First of all, one must understand the process by which the President is removed from his position. To successfully impeach and then remove Trump, the House of Representatives must first secure a majority of the votes in favor of impeachment. In the way our current House of Representatives is made up, where democrats occupy a majority of the house, this was predicted to be passed relatively easily. This was, in fact, the case, and Trump has been officially impeached. However, there is a complete second step in the process to remove the President from his position. This second step is essentially a trial conducted by the Senate, where a two-thirds majority is needed for removal. Taking into consideration the fact that the Senate is currently Republican-controlled 53 to 47, there is a very small likelihood of Trump actually getting removed.  

“I view this day, this vote, as something that we did to honor the vision of our founders to establish a republic, the sacrifice of our men and women in uniform to defend our democracy and the republic, and the aspirations of our children that they will always live in a democracy, and we have tried to do everything we can to make sure that that is their reality,” speaker of the House Nancy Pelosi revealed. It was clear that this vote was a partisan one, with Democrat’s main argument being that they are defending the principles of the constitution and that of the Republicans being Trump is innocent and that the accusations are baseless, as was revealed in an email sent from the white house to active Trump supporters in the days following the House’s decision, saying, “229 Democratic TRAITORS voted to impeach President Trump for NO REASON other than the fact that they don’t like him. The American people elected President Trump, but Democrats and the FAKE NEWS still can’t accept it.”

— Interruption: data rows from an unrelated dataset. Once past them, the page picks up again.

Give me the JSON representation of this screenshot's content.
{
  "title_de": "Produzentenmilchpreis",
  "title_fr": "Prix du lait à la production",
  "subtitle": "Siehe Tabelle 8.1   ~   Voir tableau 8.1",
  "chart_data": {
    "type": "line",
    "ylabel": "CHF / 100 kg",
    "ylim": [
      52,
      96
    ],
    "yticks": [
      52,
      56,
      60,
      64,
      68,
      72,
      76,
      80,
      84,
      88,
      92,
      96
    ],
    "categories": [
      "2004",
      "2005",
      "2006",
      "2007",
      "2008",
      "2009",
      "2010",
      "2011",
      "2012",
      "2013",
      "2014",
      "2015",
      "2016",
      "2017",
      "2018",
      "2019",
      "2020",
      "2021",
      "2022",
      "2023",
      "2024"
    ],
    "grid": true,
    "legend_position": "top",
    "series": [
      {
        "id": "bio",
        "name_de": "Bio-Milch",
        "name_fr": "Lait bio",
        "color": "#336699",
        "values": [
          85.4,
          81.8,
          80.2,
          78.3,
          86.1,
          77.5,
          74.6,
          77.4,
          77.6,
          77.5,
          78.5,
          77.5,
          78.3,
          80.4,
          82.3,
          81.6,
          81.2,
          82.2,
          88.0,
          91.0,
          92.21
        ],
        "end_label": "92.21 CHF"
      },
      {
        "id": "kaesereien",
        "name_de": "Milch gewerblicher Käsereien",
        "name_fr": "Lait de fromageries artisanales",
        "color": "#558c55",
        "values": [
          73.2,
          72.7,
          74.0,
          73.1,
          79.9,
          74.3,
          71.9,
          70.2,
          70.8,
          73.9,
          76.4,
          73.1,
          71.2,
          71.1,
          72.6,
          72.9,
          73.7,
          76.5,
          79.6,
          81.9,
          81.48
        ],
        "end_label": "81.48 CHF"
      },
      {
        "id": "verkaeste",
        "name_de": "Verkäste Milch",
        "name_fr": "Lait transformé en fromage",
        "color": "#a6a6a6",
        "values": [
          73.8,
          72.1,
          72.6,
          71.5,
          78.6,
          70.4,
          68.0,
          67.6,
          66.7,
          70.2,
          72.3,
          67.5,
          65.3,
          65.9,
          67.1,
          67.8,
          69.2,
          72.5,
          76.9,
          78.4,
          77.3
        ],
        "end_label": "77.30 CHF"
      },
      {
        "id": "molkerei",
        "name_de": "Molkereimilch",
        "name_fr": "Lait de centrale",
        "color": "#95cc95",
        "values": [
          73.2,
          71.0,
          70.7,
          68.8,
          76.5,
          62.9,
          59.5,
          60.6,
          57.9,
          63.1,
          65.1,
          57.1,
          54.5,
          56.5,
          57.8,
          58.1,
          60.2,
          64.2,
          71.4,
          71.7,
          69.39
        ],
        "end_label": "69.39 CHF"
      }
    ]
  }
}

 As to what is coming next in this entire process, it is not entirely certain. At this point in time, what we definitely do know are the seven Democratic managers, all of whom are active House members, who have been selected by Pelosi to operate as prosecutors during the trial in the Senate. These include Hakeem Jeffries of New York, Jason Crow of Colorado, Sylvia Garcia of Texas,  Zoe Lofgren of California, Jerry Nadler of New York, Val Demings of Florida, and lastly Adam Schiff of California. All of these individuals were selected because of their prosecutorial experience and their ability and familiarity with being in a courtroom presenting charges. 

 As of the morning of January 16th, the seven house managers are planning to enter the Senate Chamber and read aloud the articles of impeachment, expected to take place around noon. Later on, Chief Justice John Roberts will walk from the Supreme Court to the Senate to receive an oath to conduct “impartial justice” by Senator Chuck Grassley, which then will be delivered to the collective group of 100 senators. 

According to Senate rules, Trump must be summoned and respond to the charges which will, most likely, come in the written form several days from now. The Senate will then break for Martin Luther King jr. day, and is expected to begin the trial itself on Tuesday, the 21st. Due to the unprecedented nature of the events unfolding, it cannot be said with any definite certainty the length of the trial, how many witnesses will be called to testify, or other specifics of the sort. It is truly a historic moment in our country’s history and a great display of the ingenuity and foresight that the founders of our constitution had 232 years ago.

With all this political commotion going on, it is understandable that many are unsure how this will affect Trump in his campaign for the 2020 elections, and, honestly, it may depend on who you ask. A majority of Republicans would argue this is beneficial to Trump, acting as a demonstration of his supposed innocence and as a confirmation of the irrational hatred Democrats hold towards Trump. For Democrats, however, this is an opportunity to permanently stain Trump’s presidential record as one of only three Presidents to ever be impeached, as well as possibly weaken the legitimacy of his campaign.